A gerente de produtos para felinos da Royal Canin, Fernanda Marques, afirma que a população de bichanos domesticados cresce no Brasil e no mundo. Segundo ela, existem 13 milhões de gatos domésticos no país, para uma população de 29 milhões de cães na mesma situação. Na Argentina, são três milhões para quatro milhões. Na Europa, o jogo já virou: 43 milhões de gatos para 36 milhões de cachorros. Mas o mercado imbatível é o dos Estados Unidos, onde há 90 milhões de bichanos para 63 milhões de cães. O potencial de venda de alimentos para o mercado de animais de companhia no Brasil é o segundo maior do mundo, e estima-se que o atual consumo de ração para gatos atenda a apenas cerca de 50% da população de felinos domesticados, o que significa que há um enorme potencial para crescer.


Alysson Nogueira, dentista e professor da Universidade Federal de Minas Gerais (UFMG), é dono do Gatil Dangelo, onde cria gatos persas e exóticos. Com 20 fêmeas e quatro machos reprodutores, vende 50 filhotes anualmente, a um preço que varia entre R$ 500 e R$ 2,2 mil, conforme o tipo do animal. “Como a reprodução só acontece uma vez ao ano, os filhotes são comercializados por encomenda. Funciona quase como uma reserva”, diz. Os mais caros – aqueles destinados à competir em exposições, chamados de “show” no jargão dos produtores – custam entre R$ 2 mil e 2,2 mil. Os exclusivos para companhia saem, em média, por R$ 500 a R$ 700. Já os destinados à reprodução são vendidos por até R$ 1,5 mil. “Mesmo assim, o negócio não é lucrativo, porque os gastos com manutenção são muito altos”, adverte. As despesas vão de ultra-som a cesariana, passando por remédios, alimentação especial e banhos em lojas.

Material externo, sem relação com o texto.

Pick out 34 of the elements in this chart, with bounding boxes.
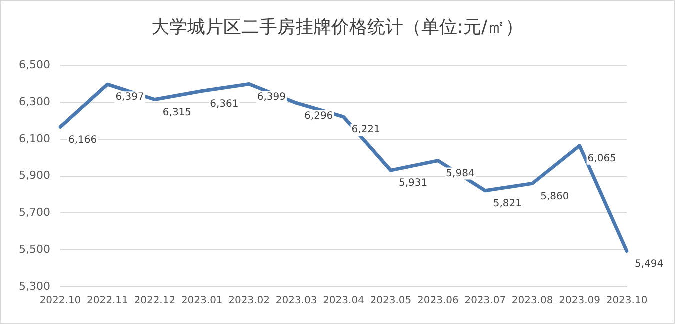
x-tick-label: 2022.12: [134, 296, 176, 307]
chart-title: 大学城片区二手房挂牌价格统计（单位:元/㎡）: [150, 16, 525, 39]
y-tick-label: 6,100: [18, 132, 50, 146]
x-tick-label: 2023.08: [512, 296, 554, 307]
data-label: 6,361: [210, 98, 239, 110]
data-label: 6,065: [588, 153, 616, 164]
data-label: 6,166: [68, 134, 98, 146]
x-tick-label: 2022.10: [40, 296, 82, 307]
data-label: 6,399: [257, 92, 286, 103]
data-label: 5,984: [446, 168, 475, 180]
x-tick-label: 2023.09: [559, 296, 600, 307]
x-tick-label: 2023.07: [464, 296, 506, 307]
x-tick-label: 2022.11: [87, 296, 128, 307]
x-tick-label: 2023.02: [228, 296, 270, 307]
y-tick-label: 6,500: [18, 58, 50, 72]
y-tick-label: 5,700: [18, 206, 50, 220]
data-label: 6,397: [116, 92, 144, 104]
data-label: 6,296: [304, 110, 334, 122]
data-label: 6,221: [352, 124, 380, 136]
data-label: 5,494: [635, 258, 664, 270]
y-tick-label: 5,500: [18, 242, 50, 256]
y-tick-label: 6,300: [18, 95, 50, 108]
x-tick-label: 2023.03: [276, 296, 318, 307]
y-tick-label: 5,300: [18, 280, 50, 293]
x-tick-label: 2023.04: [323, 296, 364, 307]
x-tick-label: 2023.01: [181, 296, 223, 307]
y-tick-label: 5,900: [18, 169, 50, 182]
data-label: 5,931: [398, 178, 428, 190]
data-label: 6,315: [162, 107, 192, 118]
x-tick-label: 2023.06: [417, 296, 459, 307]
x-tick-label: 2023.05: [370, 296, 412, 307]
data-label: 5,860: [540, 191, 570, 202]
data-label: 5,821: [493, 198, 522, 210]
x-tick-label: 2023.10: [606, 296, 648, 307]
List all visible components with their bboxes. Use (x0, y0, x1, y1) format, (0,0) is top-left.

O presidente do Clube Gaúcho dos Gatos (CCG), Marcos Klein, é criador há 12 anos. Ele conta que começou a atividade com um casal da raça sagrado da Birmânia, já com o objetivo de formar um gatil. “Esse é um mercado que cresce no mundo todo. Os gatos são vistos como animais de companhia, por isso as empresas especializadas estão investindo pesado na área da alimentação e tratamento.” Segundo ele, o CCG registra, em média, 1,3 mil filhotes ao ano. “As vendas crescem a uma razão de 10% a cada 12 meses”, sustenta.

A dona do Gatil Eluro, Terezinha Araújo, é enfermeira, mas, desde 2004 tem como principal fonte de renda a criação de gatos persas himalaios e coloridos. Os preços dos animais que comercializa varia entre R$ 250 e R$ 800, dependendo do padrão, o que quer dizer porte, linhagem, cara e pedigree. Segundo ela, os compradores são de dois tipos: aqueles que querem começar um gatil e os que pretendem criar os bichanos por estima. “Meu negócio vem crescendo porque o mercado de gatos também cresce em Minas. Vendo animais para todo o estado e também para o Rio, São Paulo e Bahia”, conta.

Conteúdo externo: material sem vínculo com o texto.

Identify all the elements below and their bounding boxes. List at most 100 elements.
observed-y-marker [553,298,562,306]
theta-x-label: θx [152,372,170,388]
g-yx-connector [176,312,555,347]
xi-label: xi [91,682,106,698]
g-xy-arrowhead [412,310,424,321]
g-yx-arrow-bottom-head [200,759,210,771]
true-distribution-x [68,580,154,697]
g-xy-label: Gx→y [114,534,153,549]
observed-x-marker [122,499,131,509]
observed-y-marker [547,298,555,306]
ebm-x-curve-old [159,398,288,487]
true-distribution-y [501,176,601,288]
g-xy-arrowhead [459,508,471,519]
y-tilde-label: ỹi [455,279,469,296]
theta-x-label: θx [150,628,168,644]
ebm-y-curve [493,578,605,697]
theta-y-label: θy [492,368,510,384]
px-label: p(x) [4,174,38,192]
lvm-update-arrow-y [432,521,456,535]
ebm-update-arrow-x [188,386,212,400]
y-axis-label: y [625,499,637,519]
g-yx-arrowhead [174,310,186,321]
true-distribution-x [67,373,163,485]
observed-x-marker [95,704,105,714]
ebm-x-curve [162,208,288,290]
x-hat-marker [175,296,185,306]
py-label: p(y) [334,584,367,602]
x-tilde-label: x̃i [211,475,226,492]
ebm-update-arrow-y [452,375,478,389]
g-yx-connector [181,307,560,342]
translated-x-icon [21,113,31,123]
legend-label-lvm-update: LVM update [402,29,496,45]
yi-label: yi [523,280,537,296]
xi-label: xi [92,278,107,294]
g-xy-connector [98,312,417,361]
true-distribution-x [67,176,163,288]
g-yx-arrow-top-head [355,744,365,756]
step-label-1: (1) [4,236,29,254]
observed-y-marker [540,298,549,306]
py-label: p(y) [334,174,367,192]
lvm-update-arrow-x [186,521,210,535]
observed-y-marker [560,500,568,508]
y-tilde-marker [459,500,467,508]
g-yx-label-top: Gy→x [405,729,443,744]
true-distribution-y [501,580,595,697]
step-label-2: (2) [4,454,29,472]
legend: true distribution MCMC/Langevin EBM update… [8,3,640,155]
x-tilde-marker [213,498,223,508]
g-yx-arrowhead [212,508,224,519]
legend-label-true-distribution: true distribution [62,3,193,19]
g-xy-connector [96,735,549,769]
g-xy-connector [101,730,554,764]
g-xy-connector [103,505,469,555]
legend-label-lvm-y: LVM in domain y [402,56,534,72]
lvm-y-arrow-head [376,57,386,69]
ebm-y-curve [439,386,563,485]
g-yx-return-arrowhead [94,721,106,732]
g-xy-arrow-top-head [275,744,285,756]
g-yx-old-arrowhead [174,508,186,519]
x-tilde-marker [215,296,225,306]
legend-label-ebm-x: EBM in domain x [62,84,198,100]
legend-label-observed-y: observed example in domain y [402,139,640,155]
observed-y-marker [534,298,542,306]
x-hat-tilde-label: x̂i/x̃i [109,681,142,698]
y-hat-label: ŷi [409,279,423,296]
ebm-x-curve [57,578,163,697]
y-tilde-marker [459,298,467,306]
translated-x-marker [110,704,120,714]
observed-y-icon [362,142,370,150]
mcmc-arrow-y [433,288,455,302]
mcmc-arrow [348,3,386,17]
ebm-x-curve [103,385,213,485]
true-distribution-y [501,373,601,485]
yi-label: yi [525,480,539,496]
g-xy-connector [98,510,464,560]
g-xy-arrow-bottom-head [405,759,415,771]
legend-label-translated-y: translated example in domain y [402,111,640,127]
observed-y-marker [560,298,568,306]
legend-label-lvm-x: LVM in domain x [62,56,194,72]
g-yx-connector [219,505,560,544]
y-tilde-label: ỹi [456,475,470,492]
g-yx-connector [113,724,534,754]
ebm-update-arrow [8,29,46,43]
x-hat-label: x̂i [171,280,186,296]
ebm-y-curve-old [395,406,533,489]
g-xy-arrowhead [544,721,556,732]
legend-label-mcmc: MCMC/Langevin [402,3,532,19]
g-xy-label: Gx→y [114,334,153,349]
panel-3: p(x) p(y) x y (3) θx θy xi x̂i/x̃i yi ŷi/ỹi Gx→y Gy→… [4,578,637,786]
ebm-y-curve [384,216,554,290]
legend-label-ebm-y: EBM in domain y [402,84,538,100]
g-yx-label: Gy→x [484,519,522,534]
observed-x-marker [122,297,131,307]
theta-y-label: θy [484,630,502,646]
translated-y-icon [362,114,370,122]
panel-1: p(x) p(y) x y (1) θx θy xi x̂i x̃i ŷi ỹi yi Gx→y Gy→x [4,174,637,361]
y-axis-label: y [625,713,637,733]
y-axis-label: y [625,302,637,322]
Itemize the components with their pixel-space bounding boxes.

A advogada Valentina Mello Ferreira Pinto comprou seu primeiro bichano – um persa que saiu a R$ 400 – há um ano, com o objetivo de ter companhia em casa. Há quatro meses, adquiriu outro, um exótico (persa de pêlo curto), que também custou R$ 400. O gato mais velho tem um ano e apresentou um problema de saúde: um dos caninos era voltado para dentro, o que provocava um furo na gengiva do animal. “Tive que levá-lo a um especialista. A primeira tentativa foi colocar um aparelho nos dentes do bichinho, mas isso não resolveu o problema. Em seguida, ele teve que passar por um tratamento de canal para que o dente fosse serrado. Ao todo, gastei R$ 900”, revela.

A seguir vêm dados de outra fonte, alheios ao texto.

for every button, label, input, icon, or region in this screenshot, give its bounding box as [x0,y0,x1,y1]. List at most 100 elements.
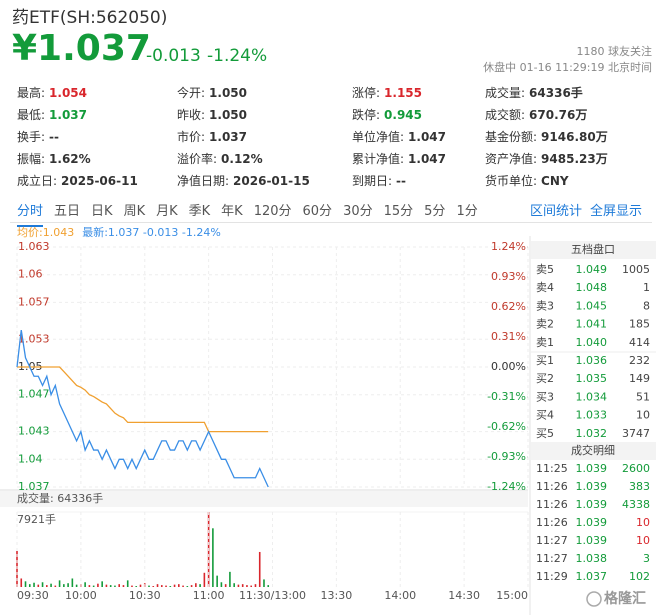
x-tick-label: 11:00 [193,589,225,602]
trade-volume: 10 [636,534,650,547]
stat: 单位净值: 1.047 [352,128,446,145]
volume-bar [20,578,23,587]
trade-time: 11:26 [536,498,568,511]
stat-value: 9485.23万 [541,152,608,166]
volume-bar [16,551,18,587]
panel-header [531,241,656,259]
ob-volume: 149 [629,372,650,385]
ob-price: 1.035 [576,372,608,385]
y2-tick-label: -1.24% [487,480,526,493]
tab[interactable]: 年K [221,204,243,219]
trade-volume: 2600 [622,462,650,475]
legend-entry: 均价:1.043 [17,226,75,239]
stat-label: 跌停: [352,108,381,122]
tab[interactable]: 日K [91,204,113,219]
ob-label: 买5 [536,427,554,440]
stat-value: 9146.80万 [541,130,608,144]
ob-price: 1.034 [576,390,608,403]
volume-bar [199,584,201,587]
stat-value: 2026-01-15 [233,174,310,188]
x-tick-label: 10:30 [129,589,161,602]
stock-name: 药ETF(SH:562050) [12,8,168,28]
volume-bar [92,585,95,587]
volume-bar [118,584,120,587]
stat-label: 单位净值: [352,130,405,144]
trade-time: 11:27 [536,552,568,565]
stat-label: 昨收: [177,108,206,122]
stat-label: 换手: [17,130,46,144]
ob-label: 买3 [536,390,554,403]
stat: 成交量: 64336手 [485,84,583,101]
stat: 跌停: 0.945 [352,106,422,123]
stat-label: 成交量: [485,86,526,100]
x-tick-label: 15:00 [496,589,528,602]
tab[interactable]: 分时 [17,200,44,227]
stat-value: CNY [541,174,569,188]
ob-price: 1.040 [576,336,608,349]
stat-label: 成立日: [17,174,58,188]
tab[interactable]: 周K [123,204,146,219]
y-tick-label: 1.063 [18,240,50,253]
watermark: 格隆汇 [604,590,646,607]
volume-bar [195,583,197,587]
volume-bar [37,584,40,587]
change-pct: -1.24% [207,46,268,66]
tab[interactable]: 60分 [302,204,333,219]
x-tick-label: 09:30 [17,589,49,602]
volume-bar [152,586,155,587]
ob-price: 1.032 [576,427,608,440]
x-tick-label: 11:30/13:00 [239,589,306,602]
tab[interactable]: 季K [188,204,211,219]
stat-label: 资产净值: [485,152,538,166]
ob-volume: 185 [629,318,650,331]
volume-bar [88,585,91,587]
volume-bar [258,551,261,587]
stat-value: 1.047 [408,152,447,166]
panel-title: 成交明细 [571,443,615,457]
ob-price: 1.041 [576,318,608,331]
volume-bar [241,584,244,587]
tab[interactable]: 区间统计 [529,204,582,219]
tab[interactable]: 五日 [54,204,81,219]
stat-label: 溢价率: [177,152,218,166]
trade-volume: 383 [629,480,650,493]
trade-volume: 4338 [622,498,650,511]
volume-bar [216,575,218,587]
legend-entry: 最新:1.037 -0.013 -1.24% [82,226,221,239]
tab[interactable]: 全屏显示 [589,204,642,219]
y2-tick-label: -0.93% [487,450,526,463]
tab[interactable]: 120分 [253,204,292,219]
followers[interactable]: 1180 球友关注 [576,45,653,58]
tab[interactable]: 1分 [456,204,478,219]
divider [10,222,652,223]
volume-bar [156,584,159,587]
stat: 溢价率: 0.12% [177,150,263,167]
tab[interactable]: 30分 [343,204,373,219]
stat-label: 累计净值: [352,152,405,166]
watermark-icon [586,591,602,607]
y2-tick-label: 0.31% [491,330,526,343]
ob-label: 卖3 [536,299,554,312]
stat-label: 最高: [17,86,46,100]
volume-bar [33,582,35,587]
volume-band [0,491,528,507]
tab[interactable]: 月K [156,204,178,219]
stat: 最低: 1.037 [17,106,87,123]
stat: 货币单位: CNY [485,172,569,189]
ob-label: 卖1 [536,336,554,349]
volume-bar [24,581,27,587]
ob-volume: 1005 [622,263,650,276]
volume-bar [84,582,86,587]
stat-value: 1.037 [209,130,248,144]
stat-value: 1.050 [209,86,248,100]
ob-volume: 1 [643,281,650,294]
tab[interactable]: 15分 [383,204,414,219]
y2-tick-label: 1.24% [491,240,526,253]
stat-value: 0.945 [384,108,423,122]
tab[interactable]: 5分 [424,204,446,219]
volume-bar [246,585,248,587]
volume-bar [41,582,44,587]
volume-bar [250,585,253,587]
x-tick-label: 14:30 [448,589,480,602]
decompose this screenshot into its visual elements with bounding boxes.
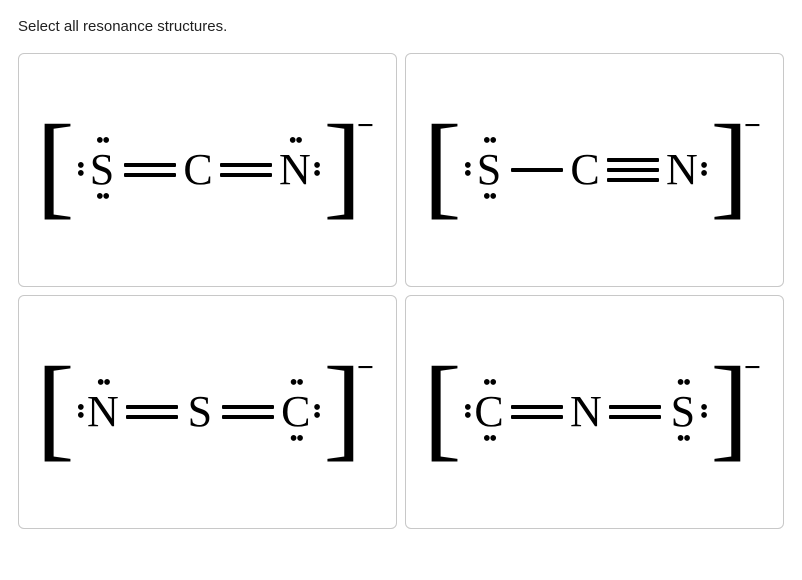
atom: C xyxy=(179,138,217,202)
atom: ••C•••• xyxy=(277,380,323,444)
bond xyxy=(124,163,176,177)
lewis-structure: [••••S••C••N••]− xyxy=(36,129,379,210)
charge-superscript: − xyxy=(357,109,374,143)
option-card[interactable]: [••••C••N••S••••]− xyxy=(405,295,784,529)
lone-pair-left: •• xyxy=(462,390,474,434)
atom: C xyxy=(566,138,604,202)
atom: ••••S•• xyxy=(462,138,508,202)
lone-pair-right xyxy=(600,148,604,192)
lone-pair-right xyxy=(119,390,123,434)
charge-superscript: − xyxy=(744,351,761,385)
bracket-left: [ xyxy=(423,368,462,449)
option-card[interactable]: [••••NS••C••••]− xyxy=(18,295,397,529)
lone-pair-bottom: •• xyxy=(483,194,496,202)
option-card[interactable]: [••••S••CN••]− xyxy=(405,53,784,287)
option-card[interactable]: [••••S••C••N••]− xyxy=(18,53,397,287)
bracket-left: [ xyxy=(36,368,75,449)
lone-pair-right xyxy=(504,390,508,434)
lone-pair-right: •• xyxy=(311,390,323,434)
bracket-left: [ xyxy=(36,126,75,207)
atom: ••N•• xyxy=(275,138,323,202)
lone-pair-right xyxy=(117,148,121,192)
atom-symbol: N xyxy=(279,148,311,192)
atom-symbol: S xyxy=(185,390,215,434)
atom-symbol: C xyxy=(570,148,600,192)
lone-pair-right xyxy=(504,148,508,192)
lewis-structure: [••••S••CN••]− xyxy=(423,129,766,210)
bracket-left: [ xyxy=(423,126,462,207)
bond xyxy=(511,405,563,419)
lone-pair-right xyxy=(602,390,606,434)
lone-pair-bottom: •• xyxy=(676,436,689,444)
bond xyxy=(607,158,659,182)
atom-symbol: C xyxy=(183,148,213,192)
bond xyxy=(609,405,661,419)
bond xyxy=(511,168,563,172)
lone-pair-right xyxy=(213,148,217,192)
lone-pair-bottom: •• xyxy=(483,436,496,444)
atom: ••••N xyxy=(75,380,123,444)
bond xyxy=(126,405,178,419)
bond xyxy=(222,405,274,419)
atom-symbol: N xyxy=(87,390,119,434)
lone-pair-right xyxy=(215,390,219,434)
atom: ••••C•• xyxy=(462,380,508,444)
lewis-structure: [••••NS••C••••]− xyxy=(36,371,379,452)
lone-pair-right: •• xyxy=(698,148,710,192)
atom: N xyxy=(566,380,606,444)
lone-pair-right: •• xyxy=(311,148,323,192)
lone-pair-left: •• xyxy=(462,148,474,192)
atom: ••S•••• xyxy=(664,380,710,444)
atom-symbol: N xyxy=(666,148,698,192)
lone-pair-left: •• xyxy=(75,148,87,192)
lone-pair-bottom: •• xyxy=(289,436,302,444)
charge-superscript: − xyxy=(744,109,761,143)
lone-pair-right: •• xyxy=(698,390,710,434)
atom: ••••S•• xyxy=(75,138,121,202)
bond xyxy=(220,163,272,177)
atom: N•• xyxy=(662,138,710,202)
atom-symbol: N xyxy=(570,390,602,434)
charge-superscript: − xyxy=(357,351,374,385)
lone-pair-bottom: •• xyxy=(96,194,109,202)
options-grid: [••••S••C••N••]− [••••S••CN••]− [••••NS•… xyxy=(18,53,784,529)
atom: S xyxy=(181,380,219,444)
lewis-structure: [••••C••N••S••••]− xyxy=(423,371,766,452)
lone-pair-left: •• xyxy=(75,390,87,434)
question-prompt: Select all resonance structures. xyxy=(18,18,784,35)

Para Marcos Klein, do CCG, as pessoas que escolhem gatos como companhia cuidam melhor deles do que aquelas que optam pelos cães. “Antes, ninguém se apegava aos gatos, toda a interação só parecia possível com o cachorro. Hoje, isso mudou”, afirma. Fernanda Marques, da Royal Canin, concorda. Na avaliação dela, os gatos são vistos como o pet do futuro, porque é mais fácil de criar e tem hábitos que permitem que fiquem sós durante o dia. “Eles são tão companheiros quanto os cães. Quem tem um gato, sempre quer mais de um”, aposta.